Case ID: f2d_955/html/0028-01.html
Source: Caselaw Access Project
Author: {"author": "ARNOLD, Chief Judge.", "license": "Public Domain", "url": "https://static.case.law/"}
Date Created: 2024-08-24T03:29:51.129683

UNITED STATES of America, Appellee, v. Michael BAILEY, Appellant.
    No. 91-1705.
    United States Court of Appeals, Eighth Circuit.
    Submitted Jan. 7, 1992.
    Decided Jan. 23, 1992.
    See also 750 F.Supp. 413.
    Frank Duncan, Los Angeles, Cal., argued, for appellant.
    Marietta Parker, Kansas City, Mo., argued, for appellee.
    Before ARNOLD, Chief Judge, McMILLIAN and HANSEN, Circuit Judges.
   ARNOLD, Chief Judge.

Michael Bailey has been convicted of possession of 50 grams or more of cocaine base with intent to distribute it, in violation of 21 U.S.C. § 841(a), (b)(1)(A). The District Court sentenced him to 24 years and four months (292 months) in prison, to be followed by supervised release for five years. A special assessment of $50.00 was also imposed. Bailey makes two arguments on appeal, neither of which has merit.

First, Bailey objects to the District Court’s giving an instruction on “conscious avoidance” or “deliberate ignorance.” The instruction informed the jury that they could convict Bailey if they found beyond a reasonable doubt that he “was aware of a high probability that the package [in his possession] ... contained a controlled substance and that he deliberately avoided learning the truth. The element of knowledge is satisfied if defendant Michael Bailey deliberately closed his eyes to what would otherwise have been obvious to him.” The instruction should be given, Bailey argues, only when a defendant claims ignorance as to an essential element of the crime. Here, Bailey does not say that he did not know what was in the package in question. He says that he did “know,” but that his “knowledge” (he says he thought the package was counterfeit money, not drugs) turned out to be mistaken.

The import of this attempted distinction escapes us. An element of the crime is knowing possession of cocaine. Bailey claims he did not know the package he had in his possession contained cocaine. Common sense tells us this is a claim of ignorance. One who wrongly believes that a package contains counterfeit money (when it really contains drugs), is just as ignorant of its contents as one who says he has no idea what is in the package.

Bailey also says that there is no evidence to support a deliberate-ignorance instruction, no evidence that he consciously avoided learning the truth about the package. We disagree. Bailey says he thought the package contained counterfeit money because he knew that the person who handed the package to him had been involved in counterfeiting. This person, according to Bailey, described the package in question as counterfeit money. Bailey says it was reasonable for him to think that this was an accurate description of the package. As the government points out, however, it was obvious that the package contained large, hard objects, hardly similar to stacks of currency. Other evidence indicated that the package was suspicious and, in all likelihood, illegal. Bailey could easily have determined its contents by a cursory investigation.
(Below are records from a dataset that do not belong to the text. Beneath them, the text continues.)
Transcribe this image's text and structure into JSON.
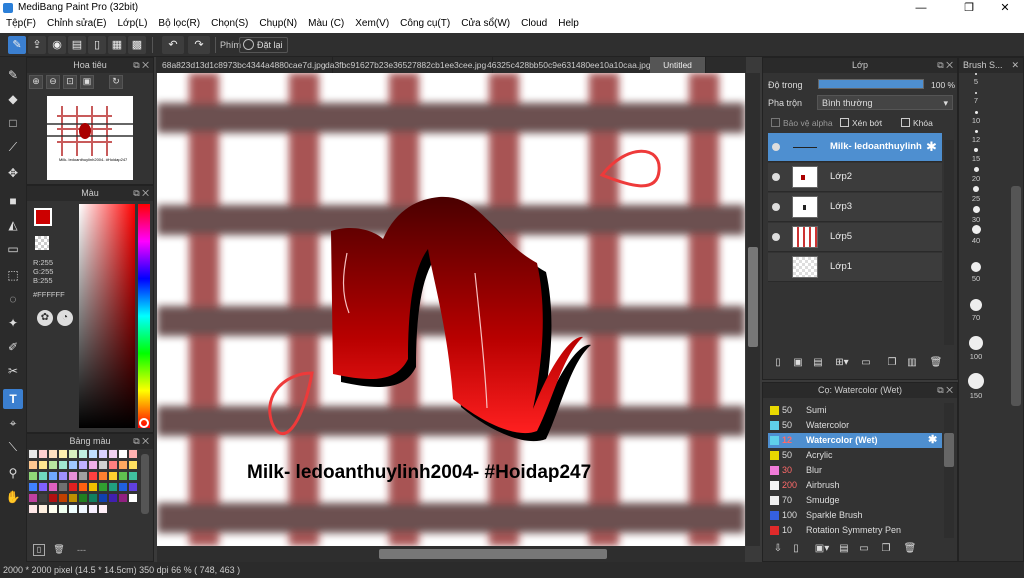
{
  "window": {
    "title": "MediBang Paint Pro (32bit)",
    "minimize": "—",
    "restore": "❐",
    "close": "✕"
  },
  "menu": [
    "Tệp(F)",
    "Chỉnh sửa(E)",
    "Lớp(L)",
    "Bộ lọc(R)",
    "Chọn(S)",
    "Chụp(N)",
    "Màu (C)",
    "Xem(V)",
    "Công cụ(T)",
    "Cửa sổ(W)",
    "Cloud",
    "Help"
  ],
  "toolbar": {
    "pen_label": "Phím",
    "reset_label": "Đặt lại"
  },
  "navigator": {
    "title": "Hoa tiêu"
  },
  "color": {
    "title": "Màu",
    "r": "R:255",
    "g": "G:255",
    "b": "B:255",
    "hex": "#FFFFFF",
    "primary": "#cc0000"
  },
  "palette": {
    "title": "Bảng màu",
    "footer": "---"
  },
  "tabs": [
    "68a823d13d1c8973bc4344a4880cae7d.jpg",
    "da3fbc91627b23e36527882cb1ee3cee.jpg",
    "46325c428bb50c9e631480ee10a10caa.jpg",
    "Untitled"
  ],
  "canvas": {
    "caption": "Milk- ledoanthuylinh2004- #Hoidap247"
  },
  "layer": {
    "title": "Lớp",
    "opacity_label": "Độ trong",
    "opacity_value": "100 %",
    "blend_label": "Pha trộn",
    "blend_value": "Bình thường",
    "protect_alpha": "Bảo vệ alpha",
    "clip": "Xén bớt",
    "lock": "Khóa",
    "layers": [
      {
        "name": "Milk- ledoanthuylinh"
      },
      {
        "name": "Lớp2"
      },
      {
        "name": "Lớp3"
      },
      {
        "name": "Lớp5"
      },
      {
        "name": "Lớp1"
      }
    ]
  },
  "brush": {
    "title": "Cọ: Watercolor (Wet)",
    "items": [
      {
        "size": "50",
        "name": "Sumi",
        "color": "#e8d800"
      },
      {
        "size": "50",
        "name": "Watercolor",
        "color": "#5fd0ea"
      },
      {
        "size": "12",
        "name": "Watercolor (Wet)",
        "color": "#5fd0ea"
      },
      {
        "size": "50",
        "name": "Acrylic",
        "color": "#e8d800"
      },
      {
        "size": "30",
        "name": "Blur",
        "color": "#f07bd8"
      },
      {
        "size": "200",
        "name": "Airbrush",
        "color": "#f5f5f5"
      },
      {
        "size": "70",
        "name": "Smudge",
        "color": "#eeeeee"
      },
      {
        "size": "100",
        "name": "Sparkle Brush",
        "color": "#3560e0"
      },
      {
        "size": "10",
        "name": "Rotation Symmetry Pen",
        "color": "#e02a2a"
      }
    ]
  },
  "brush_size": {
    "title": "Brush S...",
    "sizes": [
      "5",
      "7",
      "10",
      "12",
      "15",
      "20",
      "25",
      "30",
      "40",
      "50",
      "70",
      "100",
      "150"
    ]
  },
  "status": {
    "text": "2000 * 2000 pixel  (14.5 * 14.5cm)  350 dpi  66 %  ( 748, 463 )"
  }
}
The jury was entitled to believe that he deliberately avoided informing himself about the contents, preferring instead the unreasonable claim that he thought it contained counterfeit bills. There was no error in the giving of the instruction in question.

Bailey also urges error in the computation of his sentence. He was on probation at the time of the commission of the instant offense. Under U.S.S.G. § 4A1.1(d), two criminal-history points are added “if the defendant committed the instant offense while under any criminal justice sentence, including probation, parole, supervised release, imprisonment, work release, or escape status.” Bailey was on probation at the time of the offense, all right, but the probation was unsupervised, and he claims that this circumstance makes improper the addition of the two points. If the points are added, Bailey is pushed into Criminal History Category III, with a Guideline range of 292 to 365 months. (The District Court sentenced Bailey at the very bottom of this range.) Without the two additional points, the range would have been 262 to 327 months. The sentence imposed, 292 months, is within the latter range, so the argument in question, even if Bailey should win it, might not do him any good. The issue is nevertheless properly before us, because, at least in theory, if Bailey prevails with respect to the two points, and the case is remanded to the District Court for resentencing, he could get a lesser sentence.
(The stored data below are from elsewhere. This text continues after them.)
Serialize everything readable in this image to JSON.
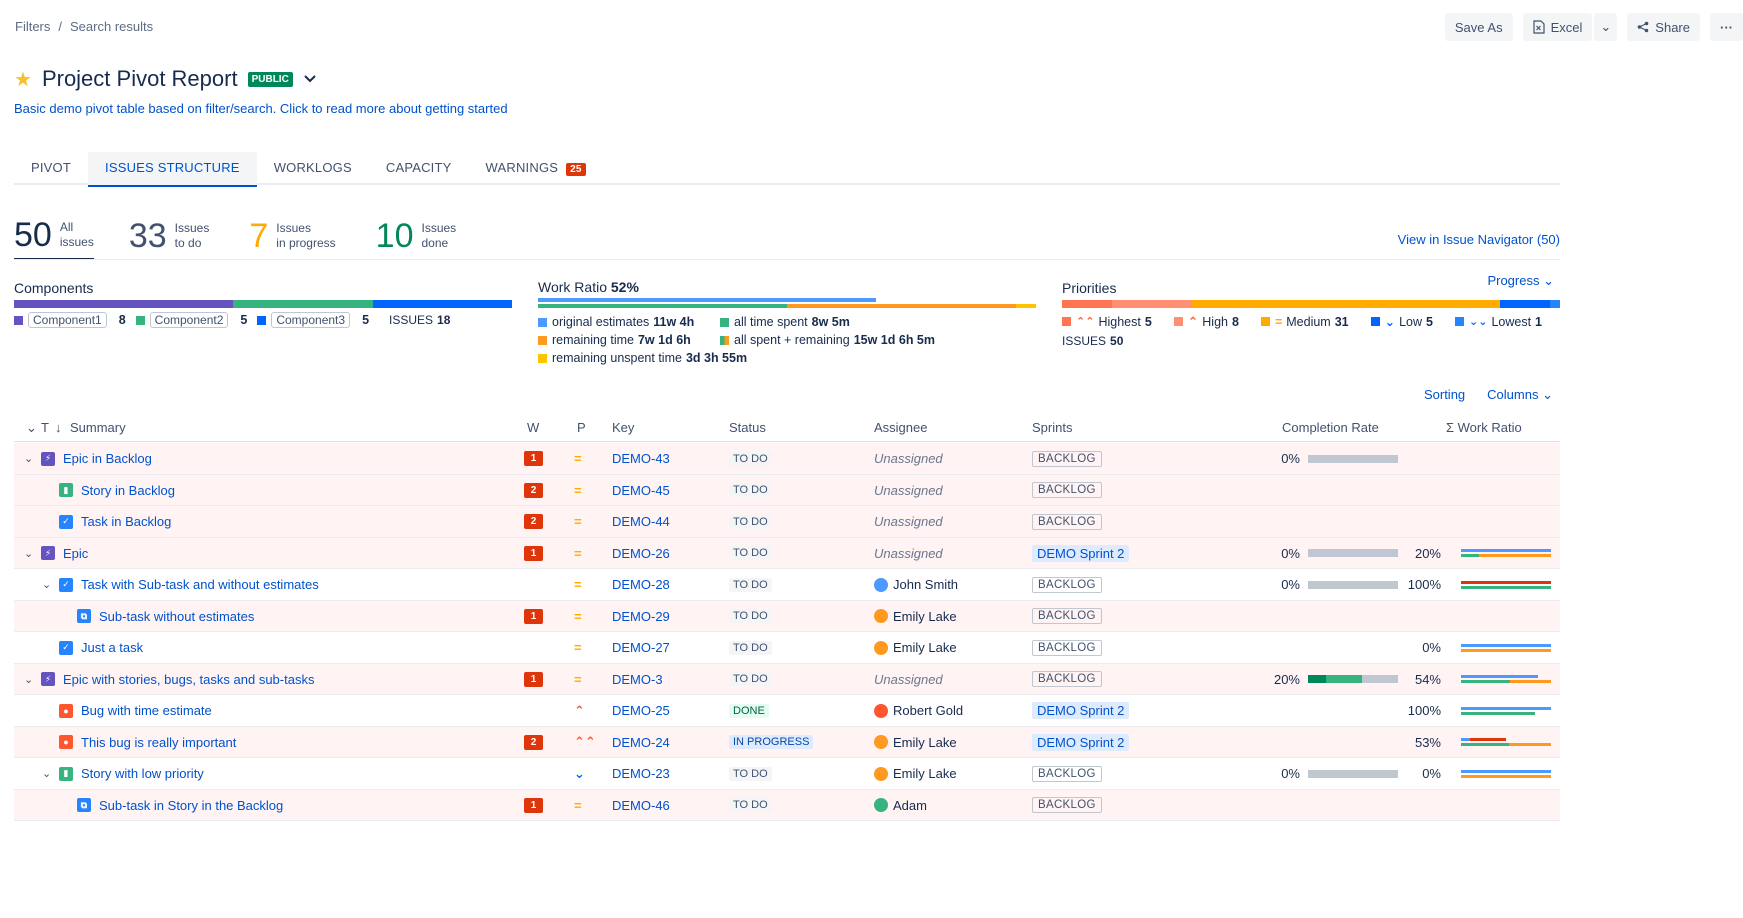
{
  "breadcrumb": [
    "Filters",
    "/",
    "Search results"
  ],
  "toolbar": {
    "save_as": "Save As",
    "excel": "Excel",
    "share": "Share",
    "more": "···"
  },
  "title": "Project Pivot Report",
  "public_badge": "PUBLIC",
  "subtitle": "Basic demo pivot table based on filter/search. Click to read more about getting started",
  "tabs": [
    {
      "label": "PIVOT"
    },
    {
      "label": "ISSUES STRUCTURE",
      "active": true
    },
    {
      "label": "WORKLOGS"
    },
    {
      "label": "CAPACITY"
    },
    {
      "label": "WARNINGS",
      "count": "25"
    }
  ],
  "stats": [
    {
      "num": "50",
      "l1": "All",
      "l2": "issues",
      "color": "#172b4d"
    },
    {
      "num": "33",
      "l1": "Issues",
      "l2": "to do",
      "color": "#42526e"
    },
    {
      "num": "7",
      "l1": "Issues",
      "l2": "in progress",
      "color": "#ffab00"
    },
    {
      "num": "10",
      "l1": "Issues",
      "l2": "done",
      "color": "#00875a"
    }
  ],
  "navigator_link": "View in Issue Navigator (50)",
  "components": {
    "title": "Components",
    "items": [
      {
        "label": "Component1",
        "count": "8",
        "color": "#6554c0"
      },
      {
        "label": "Component2",
        "count": "5",
        "color": "#36b37e"
      },
      {
        "label": "Component3",
        "count": "5",
        "color": "#0065ff"
      }
    ],
    "issues_label": "ISSUES",
    "issues_count": "18"
  },
  "work_ratio": {
    "title": "Work Ratio",
    "percent": "52%",
    "items": [
      {
        "label": "original estimates",
        "value": "11w 4h",
        "color": "#4c9aff"
      },
      {
        "label": "all time spent",
        "value": "8w 5m",
        "color": "#36b37e"
      },
      {
        "label": "remaining time",
        "value": "7w 1d 6h",
        "color": "#ff991f"
      },
      {
        "label": "all spent + remaining",
        "value": "15w 1d 6h 5m",
        "color": "#ffab00"
      },
      {
        "label": "remaining unspent time",
        "value": "3d 3h 55m",
        "color": "#ffc400"
      }
    ]
  },
  "priorities": {
    "title": "Priorities",
    "dropdown": "Progress",
    "items": [
      {
        "label": "Highest",
        "count": "5",
        "color": "#ff7452",
        "icon": "⌃"
      },
      {
        "label": "High",
        "count": "8",
        "color": "#ff8f73",
        "icon": "⌃"
      },
      {
        "label": "Medium",
        "count": "31",
        "color": "#ffab00",
        "icon": "="
      },
      {
        "label": "Low",
        "count": "5",
        "color": "#0065ff",
        "icon": "⌄"
      },
      {
        "label": "Lowest",
        "count": "1",
        "color": "#2684ff",
        "icon": "⌄"
      }
    ],
    "issues_label": "ISSUES",
    "issues_count": "50"
  },
  "table_tools": {
    "sorting": "Sorting",
    "columns": "Columns"
  },
  "columns": {
    "t": "T",
    "summary": "Summary",
    "w": "W",
    "p": "P",
    "key": "Key",
    "status": "Status",
    "assignee": "Assignee",
    "sprints": "Sprints",
    "completion": "Completion Rate",
    "work_ratio": "Σ Work Ratio"
  },
  "rows": [
    {
      "summary": "Epic in Backlog",
      "type": "epic",
      "indent": 0,
      "toggle": true,
      "w": "1",
      "prio": "medium",
      "key": "DEMO-43",
      "status": "TO DO",
      "assignee": "Unassigned",
      "sprint": "BACKLOG",
      "sprint_active": false,
      "completion": "0%",
      "completion_parts": [],
      "wr": "",
      "wr_lines": [],
      "pink": true
    },
    {
      "summary": "Story in Backlog",
      "type": "story",
      "indent": 1,
      "toggle": false,
      "w": "2",
      "prio": "medium",
      "key": "DEMO-45",
      "status": "TO DO",
      "assignee": "Unassigned",
      "sprint": "BACKLOG",
      "sprint_active": false,
      "completion": "",
      "completion_parts": [],
      "wr": "",
      "wr_lines": [],
      "pink": true
    },
    {
      "summary": "Task in Backlog",
      "type": "task",
      "indent": 1,
      "toggle": false,
      "w": "2",
      "prio": "medium",
      "key": "DEMO-44",
      "status": "TO DO",
      "assignee": "Unassigned",
      "sprint": "BACKLOG",
      "sprint_active": false,
      "completion": "",
      "completion_parts": [],
      "wr": "",
      "wr_lines": [],
      "pink": true
    },
    {
      "summary": "Epic",
      "type": "epic",
      "indent": 0,
      "toggle": true,
      "w": "1",
      "prio": "medium",
      "key": "DEMO-26",
      "status": "TO DO",
      "assignee": "Unassigned",
      "sprint": "DEMO Sprint 2",
      "sprint_active": true,
      "completion": "0%",
      "completion_parts": [],
      "wr": "20%",
      "wr_lines": [
        [
          [
            "#4c9aff",
            1
          ]
        ],
        [
          [
            "#36b37e",
            0.2
          ],
          [
            "#ff991f",
            0.8
          ]
        ]
      ],
      "pink": true
    },
    {
      "summary": "Task with Sub-task and without estimates",
      "type": "task",
      "indent": 1,
      "toggle": true,
      "w": "",
      "prio": "medium",
      "key": "DEMO-28",
      "status": "TO DO",
      "assignee": "John Smith",
      "avatar": "#4c9aff",
      "sprint": "BACKLOG",
      "sprint_active": false,
      "completion": "0%",
      "completion_parts": [],
      "wr": "100%",
      "wr_lines": [
        [
          [
            "#de350b",
            1
          ]
        ],
        [
          [
            "#36b37e",
            1
          ]
        ]
      ],
      "pink": false
    },
    {
      "summary": "Sub-task without estimates",
      "type": "subtask",
      "indent": 2,
      "toggle": false,
      "w": "1",
      "prio": "medium",
      "key": "DEMO-29",
      "status": "TO DO",
      "assignee": "Emily Lake",
      "avatar": "#ff991f",
      "sprint": "BACKLOG",
      "sprint_active": false,
      "completion": "",
      "completion_parts": [],
      "wr": "",
      "wr_lines": [],
      "pink": true
    },
    {
      "summary": "Just a task",
      "type": "task",
      "indent": 1,
      "toggle": false,
      "w": "",
      "prio": "medium",
      "key": "DEMO-27",
      "status": "TO DO",
      "assignee": "Emily Lake",
      "avatar": "#ff991f",
      "sprint": "BACKLOG",
      "sprint_active": false,
      "completion": "",
      "completion_parts": [],
      "wr": "0%",
      "wr_lines": [
        [
          [
            "#4c9aff",
            1
          ]
        ],
        [
          [
            "#ff991f",
            1
          ]
        ]
      ],
      "pink": false
    },
    {
      "summary": "Epic with stories, bugs, tasks and sub-tasks",
      "type": "epic",
      "indent": 0,
      "toggle": true,
      "w": "1",
      "prio": "medium",
      "key": "DEMO-3",
      "status": "TO DO",
      "assignee": "Unassigned",
      "sprint": "BACKLOG",
      "sprint_active": false,
      "completion": "20%",
      "completion_parts": [
        [
          "#00875a",
          0.2
        ],
        [
          "#36b37e",
          0.4
        ]
      ],
      "wr": "54%",
      "wr_lines": [
        [
          [
            "#4c9aff",
            0.85
          ]
        ],
        [
          [
            "#36b37e",
            0.54
          ],
          [
            "#ff991f",
            0.46
          ]
        ]
      ],
      "pink": true
    },
    {
      "summary": "Bug with time estimate",
      "type": "bug",
      "indent": 1,
      "toggle": false,
      "w": "",
      "prio": "high",
      "key": "DEMO-25",
      "status": "DONE",
      "assignee": "Robert Gold",
      "avatar": "#ff5630",
      "sprint": "DEMO Sprint 2",
      "sprint_active": true,
      "completion": "",
      "completion_parts": [],
      "wr": "100%",
      "wr_lines": [
        [
          [
            "#4c9aff",
            1
          ]
        ],
        [
          [
            "#36b37e",
            0.82
          ]
        ]
      ],
      "pink": false
    },
    {
      "summary": "This bug is really important",
      "type": "bug",
      "indent": 1,
      "toggle": false,
      "w": "2",
      "prio": "highest",
      "key": "DEMO-24",
      "status": "IN PROGRESS",
      "assignee": "Emily Lake",
      "avatar": "#ff991f",
      "sprint": "DEMO Sprint 2",
      "sprint_active": true,
      "completion": "",
      "completion_parts": [],
      "wr": "53%",
      "wr_lines": [
        [
          [
            "#4c9aff",
            0.1
          ],
          [
            "#de350b",
            0.4
          ]
        ],
        [
          [
            "#36b37e",
            0.53
          ],
          [
            "#ff991f",
            0.47
          ]
        ]
      ],
      "pink": true
    },
    {
      "summary": "Story with low priority",
      "type": "story",
      "indent": 1,
      "toggle": true,
      "w": "",
      "prio": "low",
      "key": "DEMO-23",
      "status": "TO DO",
      "assignee": "Emily Lake",
      "avatar": "#ff991f",
      "sprint": "BACKLOG",
      "sprint_active": false,
      "completion": "0%",
      "completion_parts": [],
      "wr": "0%",
      "wr_lines": [
        [
          [
            "#4c9aff",
            1
          ]
        ],
        [
          [
            "#ff991f",
            1
          ]
        ]
      ],
      "pink": false
    },
    {
      "summary": "Sub-task in Story in the Backlog",
      "type": "subtask",
      "indent": 2,
      "toggle": false,
      "w": "1",
      "prio": "medium",
      "key": "DEMO-46",
      "status": "TO DO",
      "assignee": "Adam",
      "avatar": "#36b37e",
      "sprint": "BACKLOG",
      "sprint_active": false,
      "completion": "",
      "completion_parts": [],
      "wr": "",
      "wr_lines": [],
      "pink": true
    }
  ]
}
The contention, however, is without merit. Section 4A1.1(d) says simply “probation.” It makes no distinction between supervised and unsupervised probation. We see nothing arbitrary in treating the two forms of probation alike for present purposes. The general principle here is that someone under a “criminal justice sentence” who commits a new offense is more to blame than someone not under such a sentence. Unsupervised probation, though it may mean that the sentencing court took a less severe view of the case than if supervised probation had been imposed, is still a “criminal justice sentence.” The Sentencing Commission might have chosen to distinguish one form of probation from another, but there is nothing either in the statute or in the nature of things that compelled it to do so. The District Court did not err in computing Bailey’s Criminal History Category.

The conviction and sentence are affirmed. 
      
      . The Hon. D. Brook Bartlett, United States District Judge for the Western District of Missouri.